Tuesday, September 23, 2008

Great Expectations

Charles Dickens, author of Great Expectaions, was born February 7, 1812. He was one of eight children of John and Elizabeth Dickens, and seemingly insignificant. But this small  boy would grow to be one the most influential authors of the 19th century writing such classics as A Christmas Carol, Oliver Twist, A Tale of Two Cities, and Great Expectations.

He had started working in Warren's Blacking Warehouse at age twelve pasting labels on cans of shoe polish for six schillings a week.  But being born in this time period meant poor treatment of workers and even worse treatment of children. He then worked as a clerk at a law office and then as a courtroom stenographer.  

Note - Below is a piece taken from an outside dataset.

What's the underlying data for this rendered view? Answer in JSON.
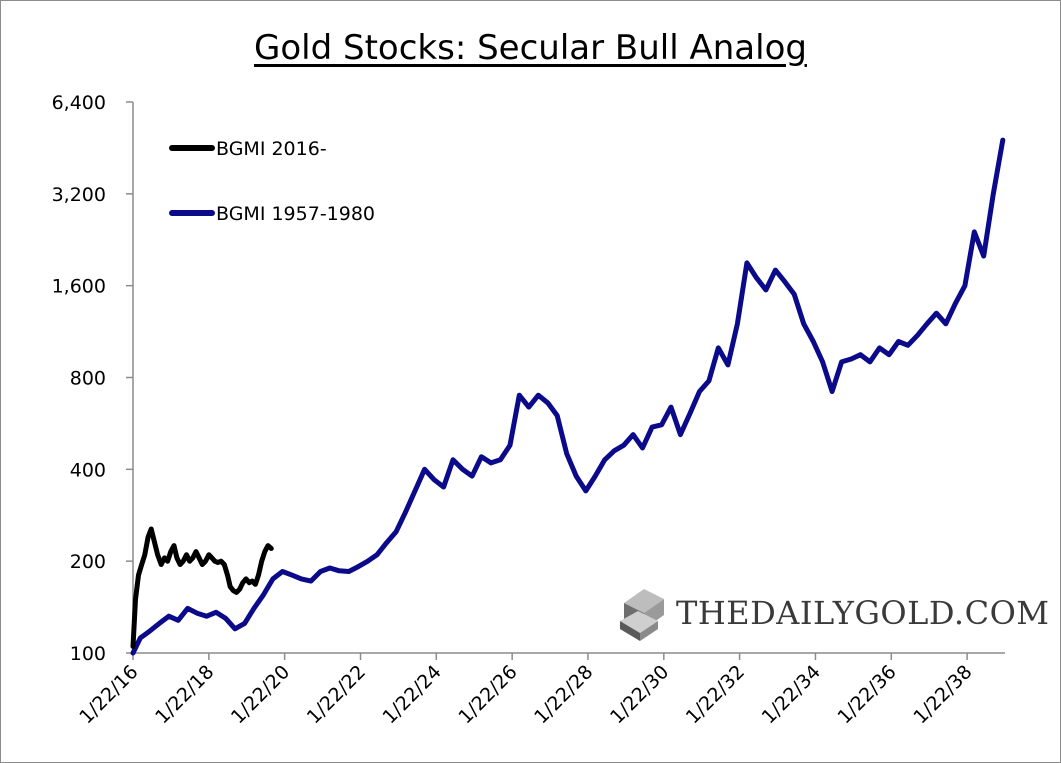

Dickens started his writing career as a political journalist in 1834. His first novel was The PIckwick Papers, "a sequence of loosely-related adventures."

In April 1836 he married Catherine Thompson Hogarth with whom he had ten children. Over the next 14 years he is going to write thirteen books including: Oliver Twist, A Christmas Carol, and David Copperfield. David Copperfield was a novel with information taken from Dickens's own life and is one of the most renowned and autobiographical of his works.

Three more novels came before he wrote A Tale of Two Cities another famous work of his with its well- known opening sentence, "It was the best of times, it was the worst of times..." It was after this he wrote Great Expectations, a story of a boy named Pip and his journey through his life's expectations.

His last work was The Mystery of Edwin Drood.  While working on this book he had suffered a stroke and died in his home in Gad's Hill Place, Higham, Kent, England on June 9, 1870.

His legacy will live on in his works that are read by readers all over the world.